En la actualidad existe una gran cantidad de clubs de fans y asociaciones Renata Tebaldi dispersos por el mundo. Todos estos seguidores mantienen el contacto y se intercambian entrevistas, documentos, discos, vídeos, artículos… Incluso tengo un ejemplo en mi familia, con mi cuñada Teresa Bermejo, que ya forma parte de esta legión de tebaldianos. Es una gran alegría, en todo caso, ver cómo la figura de Renata Tebaldi sigue tan presente en la memoria y los gustos de los aficionados a la ópera.
El pasado martes, día 1 de febrero, auténtico centenario de su nacimiento, se celebró una misa, a las seis de la tarde, en la Colegiata de San Bartolomeo de Busseto, aledaña al Museo Renata Tebaldi. La ofició don Luigi, el párroco. Junto al altar, 100 rosas de color champán, las que más le gustaban, mientras sonaba la Misa de réquiem.
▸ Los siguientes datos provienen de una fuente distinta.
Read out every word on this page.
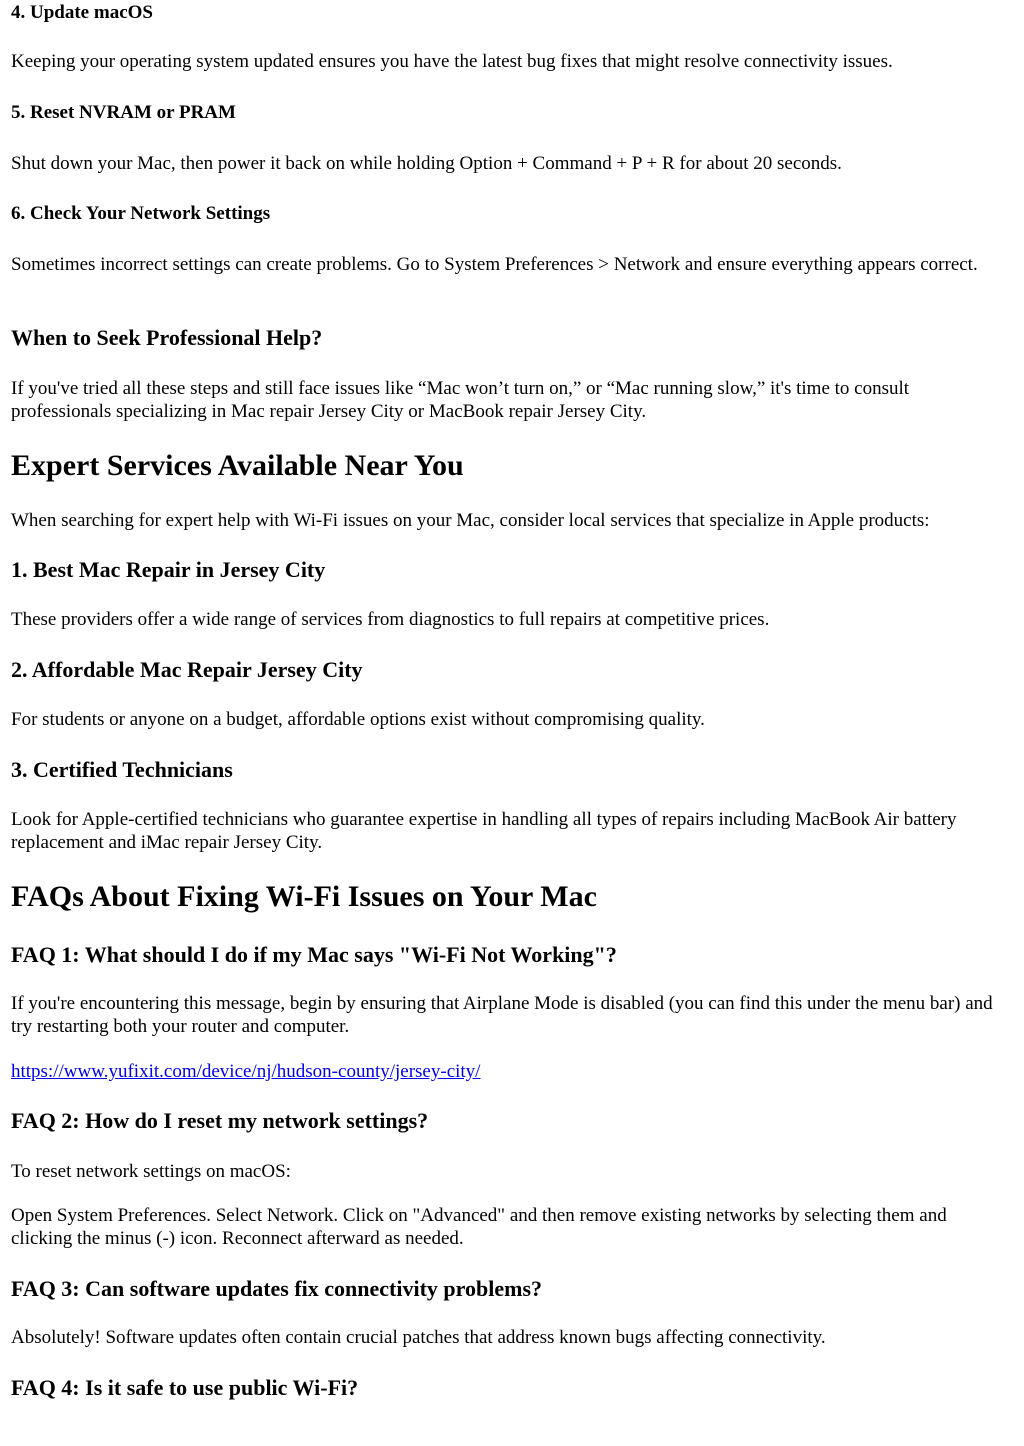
4. Update macOS

Keeping your operating system updated ensures you have the latest bug fixes that might resolve connectivity issues.

5. Reset NVRAM or PRAM

Shut down your Mac, then power it back on while holding Option + Command + P + R for about 20 seconds.

6. Check Your Network Settings

Sometimes incorrect settings can create problems. Go to System Preferences > Network and ensure everything appears correct.

When to Seek Professional Help?

If you've tried all these steps and still face issues like “Mac won’t turn on,” or “Mac running slow,” it's time to consult professionals specializing in Mac repair Jersey City or MacBook repair Jersey City.

Expert Services Available Near You

When searching for expert help with Wi-Fi issues on your Mac, consider local services that specialize in Apple products:

1. Best Mac Repair in Jersey City

These providers offer a wide range of services from diagnostics to full repairs at competitive prices.

2. Affordable Mac Repair Jersey City

For students or anyone on a budget, affordable options exist without compromising quality.

3. Certified Technicians

Look for Apple-certified technicians who guarantee expertise in handling all types of repairs including MacBook Air battery replacement and iMac repair Jersey City.

FAQs About Fixing Wi-Fi Issues on Your Mac
FAQ 1: What should I do if my Mac says "Wi-Fi Not Working"?

If you're encountering this message, begin by ensuring that Airplane Mode is disabled (you can find this under the menu bar) and try restarting both your router and computer.

https://www.yufixit.com/device/nj/hudson-county/jersey-city/

FAQ 2: How do I reset my network settings?

To reset network settings on macOS:

Open System Preferences. Select Network. Click on "Advanced" and then remove existing networks by selecting them and clicking the minus (-) icon. Reconnect afterward as needed.

FAQ 3: Can software updates fix connectivity problems?

Absolutely! Software updates often contain crucial patches that address known bugs affecting connectivity.

FAQ 4: Is it safe to use public Wi-Fi?
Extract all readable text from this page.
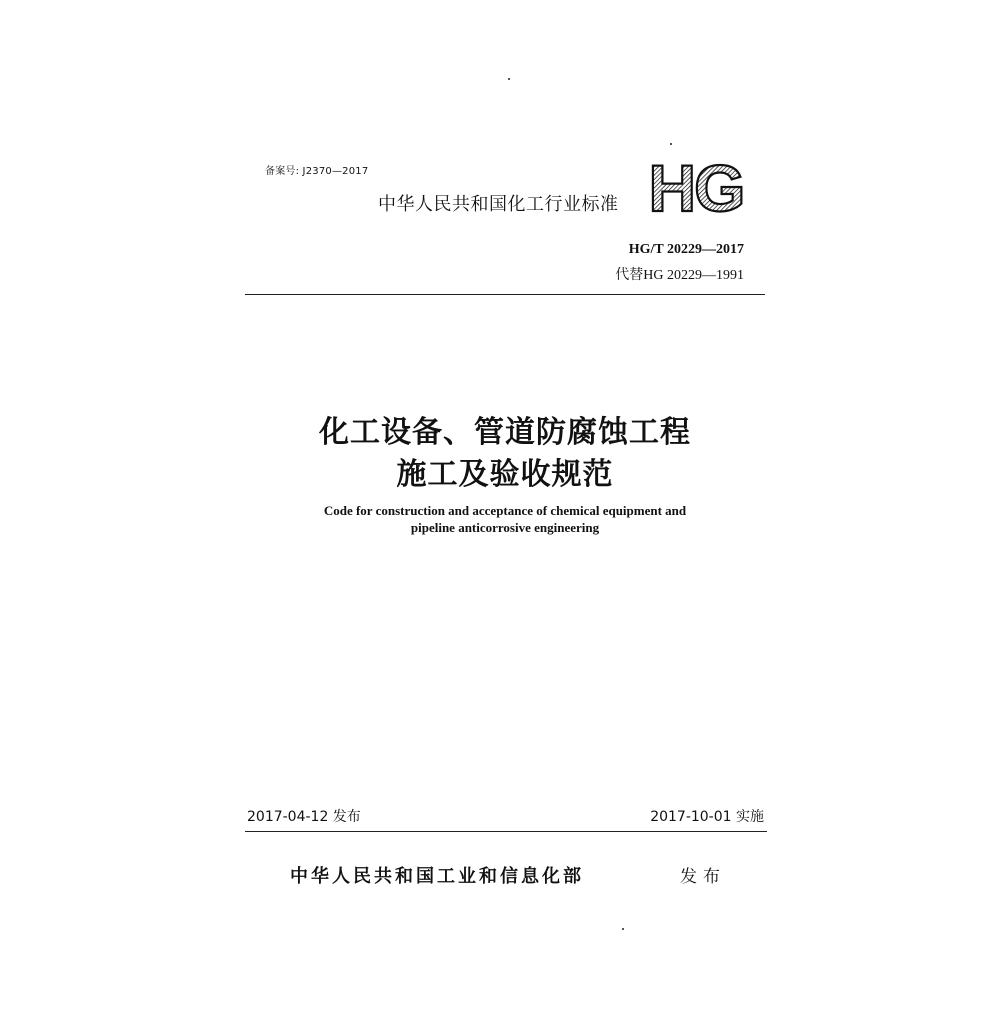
备案号: J2370—2017
中华人民共和国化工行业标准 HG
HG/T 20229—2017
代替HG 20229—1991
化工设备、管道防腐蚀工程
施工及验收规范
Code for construction and acceptance of chemical equipment and
pipeline anticorrosive engineering
2017-04-12 发布	2017-10-01 实施
中华人民共和国工业和信息化部	发布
Se las dedicamos Tina Vigano y yo mismo, para honrar su memoria. En paz descanse.
Decía Platón, en sus Diálogos, que “la música es una ley moral; brinda un alma al universo, alas al pensamiento, vuelo a la imaginación, encanto a la tristeza, alegría y vida a cada cosa”. Así lo siento cada vez que enciendo el equipo de música y escucho la voz de Renata, que me acompaña cada día.